Out of wedlock births are more common in this segment of the population, regardless of race, as it increases the amount of finances given to single mothers with dependent children. It has also impacted the church serving this population. Churches that had at one time been theologically and socially conservative are now a strange mix of being socially liberal and theologically conservative or moderate. The moral base is not being inculcated in the youth. Crime is up. In Chicago, for example, shootings and gang assaults are making it more dangerous to be in Chicago than Afghanistan.
The solution would be a return to personal responsibility and return charity to being done locally. Biblically there were various forms of charity. For those who were not physically able to work, the family and community cared for them but these were exception cases. For those who were able to work other provisions were made. Farmers were not to glean the corners of the field when harvesting which left provision for the poor. But, the poor were expected to so and pick the food themselves. In the New Testament, the Apostle Paul was clear that if someone didn’t work, neither should they eat (2 Thessalonians 3:10). In 1 Timothy 5 the Apostle starts out this section with the injunction that it is the family’s responsibility to care for the widows (1 Timothy 5:3_5). He follows up with:
But if anyone does not provide for his own, and especially for those of his household, he has denied the faith and is worse than an unbeliever.
For those who do not have family, he outlines the criteria for adding a widow to the rolls for support in verses 9-16. Even then there were expectations of work they would perform for the church.
Some years ago someone did a study which concluded that if each church and synagogue adopted 4 families to care for, we would eliminate welfare in the United States.

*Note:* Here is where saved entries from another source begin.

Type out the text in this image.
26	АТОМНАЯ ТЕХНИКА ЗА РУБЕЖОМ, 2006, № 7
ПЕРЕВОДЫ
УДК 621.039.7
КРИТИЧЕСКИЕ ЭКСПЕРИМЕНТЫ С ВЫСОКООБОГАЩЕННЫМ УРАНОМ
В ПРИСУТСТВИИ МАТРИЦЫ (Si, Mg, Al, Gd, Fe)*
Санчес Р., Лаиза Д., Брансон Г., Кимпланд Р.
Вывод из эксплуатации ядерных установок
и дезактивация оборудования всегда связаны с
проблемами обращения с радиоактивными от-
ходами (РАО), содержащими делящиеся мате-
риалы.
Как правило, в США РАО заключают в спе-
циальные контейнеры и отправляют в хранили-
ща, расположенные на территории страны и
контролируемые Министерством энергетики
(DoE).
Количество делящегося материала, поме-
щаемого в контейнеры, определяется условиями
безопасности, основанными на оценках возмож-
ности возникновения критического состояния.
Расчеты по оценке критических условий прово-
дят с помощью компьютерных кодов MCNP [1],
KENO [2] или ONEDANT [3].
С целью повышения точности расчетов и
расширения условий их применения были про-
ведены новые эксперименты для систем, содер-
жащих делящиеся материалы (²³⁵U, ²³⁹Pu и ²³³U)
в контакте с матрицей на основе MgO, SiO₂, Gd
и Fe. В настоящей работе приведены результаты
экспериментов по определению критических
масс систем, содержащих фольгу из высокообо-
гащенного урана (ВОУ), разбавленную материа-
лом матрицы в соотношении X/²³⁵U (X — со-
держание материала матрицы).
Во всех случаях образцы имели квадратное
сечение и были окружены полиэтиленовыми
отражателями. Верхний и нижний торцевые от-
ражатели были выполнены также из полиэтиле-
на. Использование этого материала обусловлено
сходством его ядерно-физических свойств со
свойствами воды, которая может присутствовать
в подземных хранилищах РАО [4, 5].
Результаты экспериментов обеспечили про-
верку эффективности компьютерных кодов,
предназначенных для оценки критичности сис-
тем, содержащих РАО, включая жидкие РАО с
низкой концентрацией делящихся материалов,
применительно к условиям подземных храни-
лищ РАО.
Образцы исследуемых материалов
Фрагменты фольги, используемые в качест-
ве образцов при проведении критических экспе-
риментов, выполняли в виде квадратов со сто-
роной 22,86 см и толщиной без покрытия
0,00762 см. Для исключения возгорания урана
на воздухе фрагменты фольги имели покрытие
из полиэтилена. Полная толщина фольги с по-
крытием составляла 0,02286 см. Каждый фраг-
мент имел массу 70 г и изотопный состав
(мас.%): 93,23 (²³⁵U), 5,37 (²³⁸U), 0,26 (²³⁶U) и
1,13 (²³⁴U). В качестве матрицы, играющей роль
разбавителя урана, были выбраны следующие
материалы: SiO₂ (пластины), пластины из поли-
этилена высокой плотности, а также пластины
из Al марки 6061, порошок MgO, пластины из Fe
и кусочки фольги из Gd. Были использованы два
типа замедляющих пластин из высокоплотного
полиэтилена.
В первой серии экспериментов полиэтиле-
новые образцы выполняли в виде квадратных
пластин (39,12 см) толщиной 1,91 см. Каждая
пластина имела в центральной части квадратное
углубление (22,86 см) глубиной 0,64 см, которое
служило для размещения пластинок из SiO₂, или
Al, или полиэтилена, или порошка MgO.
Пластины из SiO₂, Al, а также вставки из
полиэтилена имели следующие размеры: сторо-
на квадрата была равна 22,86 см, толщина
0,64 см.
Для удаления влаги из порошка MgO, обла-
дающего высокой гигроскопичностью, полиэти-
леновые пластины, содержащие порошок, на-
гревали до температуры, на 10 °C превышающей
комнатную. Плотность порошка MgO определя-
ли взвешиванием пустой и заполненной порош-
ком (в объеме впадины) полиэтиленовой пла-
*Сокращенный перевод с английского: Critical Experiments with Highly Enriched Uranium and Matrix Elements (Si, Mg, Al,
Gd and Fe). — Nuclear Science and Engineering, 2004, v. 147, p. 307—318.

That doesn’t mean eliminating poverty. I don’ think we will do that this side of the Lord’s return. It does mean that the trillions that are currently being frittered away in the “War on poverty” could be turned back to the tax payer who could then see it used through the local institutions they trust. Those in need would be known better by those who are locally involved and concerned and this would also be a strengthening factor in the communities as involvement of individuals replaces the nameless, faceless bureaucracy.